Imagine somebody saying, “Yes, I am going to get a plane to the Canberra international airport so I can get on the tram to Gungahlin,” as opposed to a group of individuals who say, “We are taking the plane to Canberra international airport so that we can attend a conference in the Australia forum.” I know which one is more likely. I know which one brings greater economic benefit to the city, creates more jobs in the long term and adds to the identity and the prestige of our city.

It is interesting that the motion talks about the cultural, economic and social identity of our city. You only need to look at the cultural identity of our city to see that we have got an arts minister who released an arts framework two years ago and nothing has happened with it. Not a thing. Now we are reviewing it. They could not tell us last year who was doing the review or how the review was happening.

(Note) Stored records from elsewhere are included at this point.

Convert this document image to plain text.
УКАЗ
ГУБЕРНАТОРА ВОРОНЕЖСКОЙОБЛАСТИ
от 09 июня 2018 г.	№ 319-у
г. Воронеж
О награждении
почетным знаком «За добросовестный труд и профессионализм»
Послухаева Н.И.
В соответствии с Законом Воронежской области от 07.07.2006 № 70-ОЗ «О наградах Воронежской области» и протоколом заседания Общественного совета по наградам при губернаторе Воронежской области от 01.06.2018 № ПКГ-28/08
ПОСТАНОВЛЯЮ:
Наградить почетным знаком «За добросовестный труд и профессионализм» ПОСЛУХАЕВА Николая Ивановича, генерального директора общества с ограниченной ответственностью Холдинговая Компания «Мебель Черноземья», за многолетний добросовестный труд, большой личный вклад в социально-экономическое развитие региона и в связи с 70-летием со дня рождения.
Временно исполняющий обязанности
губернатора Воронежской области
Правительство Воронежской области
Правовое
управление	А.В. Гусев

Everybody was in the dark until we prodded the minister into some action. But when quizzed about the outcomes of the arts framework, she could not detail a single outcome.

We talk about economic identity. The economic identity of this city is that it is hard to do business with this government. They are not interested in densification because they simply wish to tax it. It is this dichotomy that we have here: this is a government that run a land-based economy and they balance their budget with sales of land—“Oh, we are short of cash; let’s sell another block of land”—without taking into regard what are the higher order uses of the land. It is a case of “Let’s just flog another block and get the bucks.” The problem is that they say they are interested in density but then they put a tax on density.